One of Zero Hedge's all time favorite charts is the following, which demonstrates the full breadth of Wall Street "complexity" ingenuity, and highlights the incremental layering upon layering of hollow synthetic securities in the form of "leverage" that allowed the housing boom to explode to unprecedented levels, and to create artificial money flooding the shadow banking system which among other things was used to pad ridiculous banker bonuses over the past decade.

Today, Citi's Matt King has taken a humorous approach on this topic, and has concluded that in order for investors in a CDO2 to have a complete understanding of all the nuances in their investment (based on filed information), they would need to read precisely 1,125,000,300 pages worth of information for every CDO2 purchased to be aware of everything that was being acquired.

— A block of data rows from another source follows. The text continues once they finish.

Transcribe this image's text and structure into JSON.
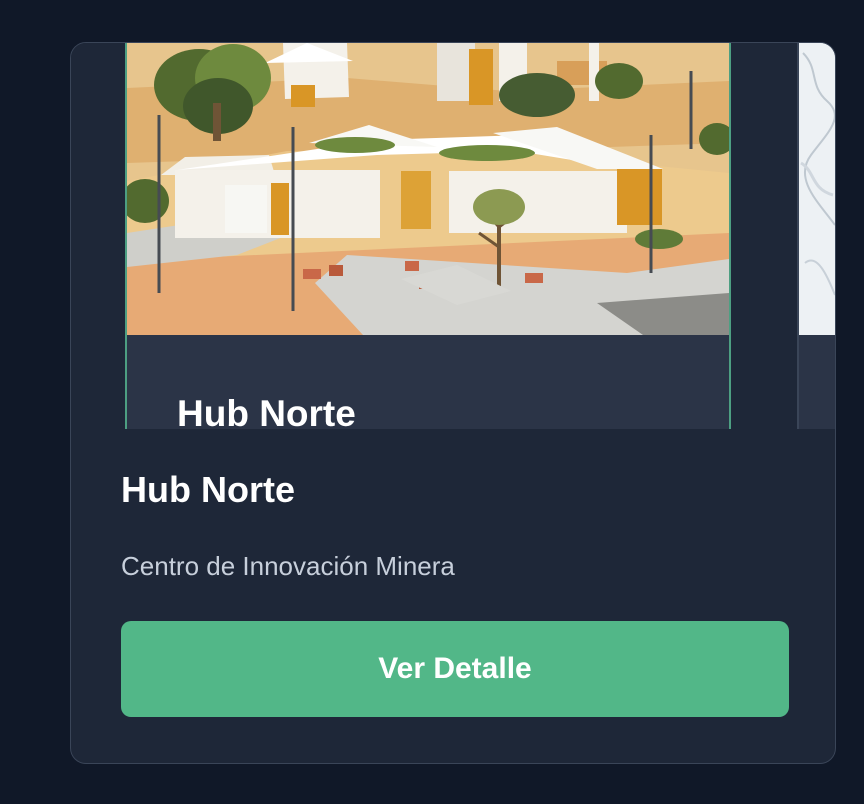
{
  "project": {
    "name": "Hub Norte",
    "description": "Centro de Innovación Minera",
    "button_label": "Ver Detalle"
  },
  "slides": {
    "active_caption": "Hub Norte"
  },
  "colors": {
    "page_background": "#101828",
    "card_background": "#1e2738",
    "slide_background": "#2b3447",
    "active_slide_border": "#4d9f82",
    "button": "#52b788"
  },
  "icons": {
    "slide_image": "architectural-render-image",
    "next_slide_image": "partial-next-slide-image"
  }
}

And this even ignores the fact that recent robosigning revelations may have rendered the entire reading process moot as the entire RMBS foundation may have been built upon a complete sham.

Has anyone ever done this? Of course not. In fact, buysiders would be lucky if anyone even read 1 page when they bought something. This is precisely the reason why Goldman et al relied on the "sophisticated investor" myth to peddle toxic products which eventually imploded and nearly took down the financial system with them. It also explains why everyone relied in the rating agencies which were nothing more than an aggregator of group think, allowing this 1 billion plus pages to be trickled down into a simple phrase, most usually AAA.

We now know how Wall Street's laziness ended up impacting the entire world, and with tens of trillions of dollars pledged by global central bankers to prop up the collapse of the shadow system, and effectively being the sole and only reason for the existence of QE1, 2, etc, the most simple explanation of what quantitative easing is simply Ben Bernanke's way to atone, using taxpayer money, for the laziness of aan entire generation, which confused staring at a Bloomberg screen with work, and assumed that gargantuan pay offs are an equitable trade off for making the worst and most uninformed bet in history.

Instead of hiring an army of RoboSigners, BofA et al should have instead hired millions of RoboReaders. Perhaps then, and only then, would someone know just how far up the creek we are currently, with absolutely no paddles.